Our car inched along West Steels Corners Road at an achingly slow pace, with three-and-a-half miles to go. Our estimated time of arrival delayed and delayed, first five minutes, then 15, then 45, then 60 later than originally planned.
The folks behind us hopped out of their van, a crew in cowboy boots and hats, and embarked toward the venue, abandoning whatever unfortunate driver had to stay with the car.
My sister and I placed bets — with three-and-a-half miles to go, would they beat us in, or would we pass them? Our car crept forward another few inches. A few other folks exited a car in front of us, to not-so-secretly relieve themselves in some bushes, and walked back before we had moved any more.
Ah… the pains of a sold-out Blossom Music Center show.

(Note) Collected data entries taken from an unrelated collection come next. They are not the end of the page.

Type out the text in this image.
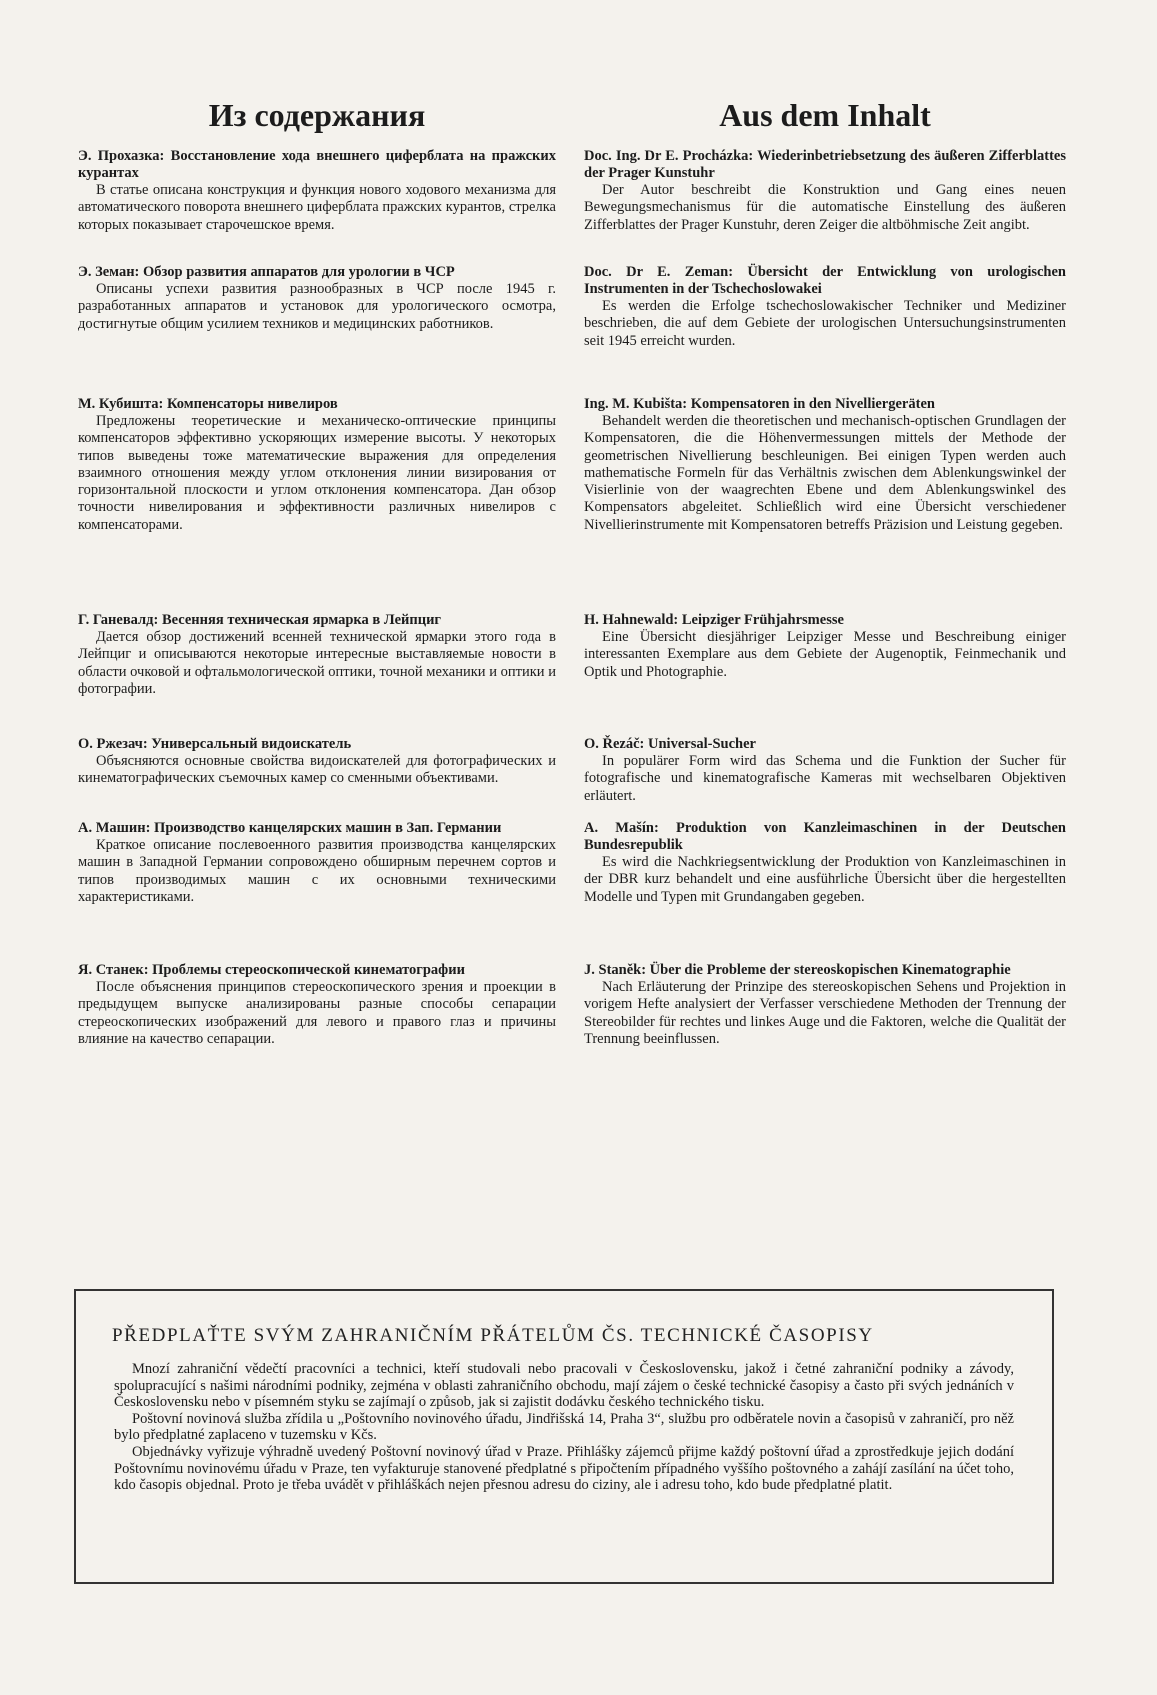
Из содержания
Э. Прохазка: Восстановление хода внешнего циферблата на пражских курантах
В статье описана конструкция и функция нового ходового механизма для автоматического поворота внешнего циферблата пражских курантов, стрелка которых показывает старочешское время.
Э. Земан: Обзор развития аппаратов для урологии в ЧСР
Описаны успехи развития разнообразных в ЧСР после 1945 г. разработанных аппаратов и установок для урологического осмотра, достигнутые общим усилием техников и медицинских работников.
М. Кубишта: Компенсаторы нивелиров
Предложены теоретические и механическо-оптические принципы компенсаторов эффективно ускоряющих измерение высоты. У некоторых типов выведены тоже математические выражения для определения взаимного отношения между углом отклонения линии визирования от горизонтальной плоскости и углом отклонения компенсатора. Дан обзор точности нивелирования и эффективности различных нивелиров с компенсаторами.
Г. Ганевалд: Весенняя техническая ярмарка в Лейпциг
Дается обзор достижений всенней технической ярмарки этого года в Лейпциг и описываются некоторые интересные выставляемые новости в области очковой и офтальмологической оптики, точной механики и оптики и фотографии.
О. Ржезач: Универсальный видоискатель
Объясняются основные свойства видоискателей для фотографических и кинематографических съемочных камер со сменными объективами.
А. Машин: Производство канцелярских машин в Зап. Германии
Краткое описание послевоенного развития производства канцелярских машин в Западной Германии сопровождено обширным перечнем сортов и типов производимых машин с их основными техническими характеристиками.
Я. Станек: Проблемы стереоскопической кинематографии
После объяснения принципов стереоскопического зрения и проекции в предыдущем выпуске анализированы разные способы сепарации стереоскопических изображений для левого и правого глаз и причины влияние на качество сепарации.
Aus dem Inhalt
Doc. Ing. Dr E. Procházka: Wiederinbetriebsetzung des äußeren Zifferblattes der Prager Kunstuhr
Der Autor beschreibt die Konstruktion und Gang eines neuen Bewegungsmechanismus für die automatische Einstellung des äußeren Zifferblattes der Prager Kunstuhr, deren Zeiger die altböhmische Zeit angibt.
Doc. Dr E. Zeman: Übersicht der Entwicklung von urologischen Instrumenten in der Tschechoslowakei
Es werden die Erfolge tschechoslowakischer Techniker und Mediziner beschrieben, die auf dem Gebiete der urologischen Untersuchungsinstrumenten seit 1945 erreicht wurden.
Ing. M. Kubišta: Kompensatoren in den Nivelliergeräten
Behandelt werden die theoretischen und mechanisch-optischen Grundlagen der Kompensatoren, die die Höhenvermessungen mittels der Methode der geometrischen Nivellierung beschleunigen. Bei einigen Typen werden auch mathematische Formeln für das Verhältnis zwischen dem Ablenkungswinkel der Visierlinie von der waagrechten Ebene und dem Ablenkungswinkel des Kompensators abgeleitet. Schließlich wird eine Übersicht verschiedener Nivellierinstrumente mit Kompensatoren betreffs Präzision und Leistung gegeben.
H. Hahnewald: Leipziger Frühjahrsmesse
Eine Übersicht diesjähriger Leipziger Messe und Beschreibung einiger interessanten Exemplare aus dem Gebiete der Augenoptik, Feinmechanik und Optik und Photographie.
O. Řezáč: Universal-Sucher
In populärer Form wird das Schema und die Funktion der Sucher für fotografische und kinematografische Kameras mit wechselbaren Objektiven erläutert.
A. Mašín: Produktion von Kanzleimaschinen in der Deutschen Bundesrepublik
Es wird die Nachkriegsentwicklung der Produktion von Kanzleimaschinen in der DBR kurz behandelt und eine ausführliche Übersicht über die hergestellten Modelle und Typen mit Grundangaben gegeben.
J. Staněk: Über die Probleme der stereoskopischen Kinematographie
Nach Erläuterung der Prinzipe des stereoskopischen Sehens und Projektion in vorigem Hefte analysiert der Verfasser verschiedene Methoden der Trennung der Stereobilder für rechtes und linkes Auge und die Faktoren, welche die Qualität der Trennung beeinflussen.
PŘEDPLAŤTE SVÝM ZAHRANIČNÍM PŘÁTELŮM ČS. TECHNICKÉ ČASOPISY

Mnozí zahraniční vědečtí pracovníci a technici, kteří studovali nebo pracovali v Československu, jakož i četné zahraniční podniky a závody, spolupracující s našimi národními podniky, zejména v oblasti zahraničního obchodu, mají zájem o české technické časopisy a často při svých jednáních v Československu nebo v písemném styku se zajímají o způsob, jak si zajistit dodávku českého technického tisku.

Poštovní novinová služba zřídila u „Poštovního novinového úřadu, Jindřišská 14, Praha 3“, službu pro odběratele novin a časopisů v zahraničí, pro něž bylo předplatné zaplaceno v tuzemsku v Kčs.

Objednávky vyřizuje výhradně uvedený Poštovní novinový úřad v Praze. Přihlášky zájemců přijme každý poštovní úřad a zprostředkuje jejich dodání Poštovnímu novinovému úřadu v Praze, ten vyfakturuje stanovené předplatné s připočtením případného vyššího poštovného a zahájí zasílání na účet toho, kdo časopis objednal. Proto je třeba uvádět v přihláškách nejen přesnou adresu do ciziny, ale i adresu toho, kdo bude předplatné platit.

Not just any show — Shania Twain, the queen of country pop, who hadn’t played in Northeast Ohio since 2018 and, before that, 2003, according to setlist.fm records. Country shows always have a big draw at Blossom, but this night seemed to be a different beast, causing three-hour traffic jam waits for some friends also in attendance.

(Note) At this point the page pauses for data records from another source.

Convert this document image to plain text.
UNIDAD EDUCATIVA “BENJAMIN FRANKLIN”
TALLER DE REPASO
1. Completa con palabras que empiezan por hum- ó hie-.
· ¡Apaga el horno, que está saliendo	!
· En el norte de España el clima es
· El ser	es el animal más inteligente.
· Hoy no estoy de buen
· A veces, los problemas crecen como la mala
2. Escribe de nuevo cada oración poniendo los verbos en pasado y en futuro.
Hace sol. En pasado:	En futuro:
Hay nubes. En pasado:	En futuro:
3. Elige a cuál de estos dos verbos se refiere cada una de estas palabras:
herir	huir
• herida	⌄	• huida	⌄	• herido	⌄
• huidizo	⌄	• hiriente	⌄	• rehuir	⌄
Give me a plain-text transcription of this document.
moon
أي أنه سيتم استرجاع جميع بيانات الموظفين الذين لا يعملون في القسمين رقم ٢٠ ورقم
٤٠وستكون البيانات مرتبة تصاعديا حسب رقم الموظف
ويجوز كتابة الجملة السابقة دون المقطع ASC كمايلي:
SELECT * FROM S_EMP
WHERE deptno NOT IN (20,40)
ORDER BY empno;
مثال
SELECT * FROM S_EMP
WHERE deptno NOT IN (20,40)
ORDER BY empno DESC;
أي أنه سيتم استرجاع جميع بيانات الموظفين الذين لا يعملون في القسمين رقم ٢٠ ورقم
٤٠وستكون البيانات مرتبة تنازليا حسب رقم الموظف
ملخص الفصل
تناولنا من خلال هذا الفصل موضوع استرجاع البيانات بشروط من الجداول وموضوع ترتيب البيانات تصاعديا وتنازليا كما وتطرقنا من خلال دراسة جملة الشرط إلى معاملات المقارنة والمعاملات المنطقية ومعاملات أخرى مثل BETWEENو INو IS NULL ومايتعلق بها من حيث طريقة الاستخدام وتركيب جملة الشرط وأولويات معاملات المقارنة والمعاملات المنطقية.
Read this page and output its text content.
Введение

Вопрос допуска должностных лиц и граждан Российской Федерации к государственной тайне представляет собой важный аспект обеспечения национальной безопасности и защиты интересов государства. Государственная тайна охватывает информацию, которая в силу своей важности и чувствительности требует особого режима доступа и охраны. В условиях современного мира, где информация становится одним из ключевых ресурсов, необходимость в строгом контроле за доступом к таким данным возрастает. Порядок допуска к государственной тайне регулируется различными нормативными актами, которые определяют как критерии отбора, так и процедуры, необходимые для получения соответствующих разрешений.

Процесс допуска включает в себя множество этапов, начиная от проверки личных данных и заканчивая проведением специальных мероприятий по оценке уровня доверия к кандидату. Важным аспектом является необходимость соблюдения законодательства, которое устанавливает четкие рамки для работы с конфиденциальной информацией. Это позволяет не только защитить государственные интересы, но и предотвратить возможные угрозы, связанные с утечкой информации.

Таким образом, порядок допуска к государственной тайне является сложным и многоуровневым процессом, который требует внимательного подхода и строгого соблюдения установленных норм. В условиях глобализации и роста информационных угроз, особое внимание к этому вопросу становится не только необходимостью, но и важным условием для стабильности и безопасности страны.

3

Like myself, many fans were stuck in their cars while opening act Priscilla Block performed, missing the entire set.
Luckily, we got in before Twain kicked off — with only a few minutes to spare.

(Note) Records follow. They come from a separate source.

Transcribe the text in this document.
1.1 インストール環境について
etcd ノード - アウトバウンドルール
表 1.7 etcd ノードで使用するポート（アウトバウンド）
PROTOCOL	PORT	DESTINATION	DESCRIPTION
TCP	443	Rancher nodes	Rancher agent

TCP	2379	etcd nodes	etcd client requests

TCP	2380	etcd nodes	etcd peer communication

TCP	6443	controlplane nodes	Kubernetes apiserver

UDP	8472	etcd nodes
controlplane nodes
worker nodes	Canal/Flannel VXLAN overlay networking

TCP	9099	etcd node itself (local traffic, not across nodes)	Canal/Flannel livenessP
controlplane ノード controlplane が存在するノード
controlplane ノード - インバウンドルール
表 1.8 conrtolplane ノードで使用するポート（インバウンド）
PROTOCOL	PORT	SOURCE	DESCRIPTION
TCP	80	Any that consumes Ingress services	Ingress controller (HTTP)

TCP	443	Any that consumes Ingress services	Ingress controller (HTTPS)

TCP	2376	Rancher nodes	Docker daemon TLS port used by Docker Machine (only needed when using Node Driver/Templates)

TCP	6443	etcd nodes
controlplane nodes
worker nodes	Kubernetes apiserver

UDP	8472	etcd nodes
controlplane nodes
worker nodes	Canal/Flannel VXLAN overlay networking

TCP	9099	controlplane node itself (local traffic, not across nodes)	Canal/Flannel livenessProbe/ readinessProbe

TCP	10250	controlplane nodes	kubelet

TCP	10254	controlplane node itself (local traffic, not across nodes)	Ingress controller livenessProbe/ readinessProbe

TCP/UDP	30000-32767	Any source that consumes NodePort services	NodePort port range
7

As the stage lights flicked around, Twain first appeared seemingly out of nowhere in the middle of the crowd to sing her first song, the peppy “Waking Up Dreaming,” to the pavilion’s audiences, before working her way to the main stage.
Sporting a mane of lavender hair and a matching flowing purple dress, Twain strutted around the stage, performing a variety of hits that helped earn her five Grammy awards and global acclaim over the past three decades. She spun out everything from the heartfelt “You’re Still The One,” “From This Moment” and “Forever and For Always” to the peppy “Giddy Up!,” “Rock This Country” and “That Don’t Impress Me Much.” The far-ranging set also included plenty of activities in-between songs, bringing families and friends and couples onstage to get a closer experience of all things Twain.
But how much was she actually singing? Reports of lip-synching in Twain’s Queen of Me tour have been widely noted — and that was certainly the case at the Blossom stop. While in line for the women’s restroom, I overheard a particularly frustrated concertgoer share her disappointment in Twain, stating she planned on leaving the show early after spending $750 on two front-row tickets. From that close-up vantage point, she could tell the singer wasn’t actually performing live — her moving lips not exactly lining up with a recorded version of her voice.
That was the case on just some of the set; there were also points where Twain sang and belted out like usual.
Twain’s voice isn’t what it used to be; she’s been transparent about her harrowing experiences with both Lyme disease and coronavirus in recent years. COVID-19 even inspired her new song “Inhale Exhale AIR” from her newest album Queen of Me. As Twain sings “What you gonna do with that air?,” her voice is noticeably huskier than it sounded in her late-’90s and early ‘00s heyday. There’s something to be said for transparency.
Twain might have used a bit of lip-synching, but she was doing it with a crowd that knew and loved her music to the point of being able to sing along to most words. And it did so with style — many attendees sported flashing white Twain cowboy hats, waving them in the air throughout the show.
By the end of the night for the closer and her ultimate anthem “Man! I Feel Like A Woman!,” Twain didn’t even need to sing the words. About 20,000 of her fans — myself included — belted out the iconic lyrics, with force.
For as much of a pain as Blossom's notorious hours-long drive and parking can be — which we'd soon revisit on the way out of the venue — it all feels worth it in moments like these. Thousands of us, here on a hillside, singing these songs together: a country-pop choir, led by Shania Twain.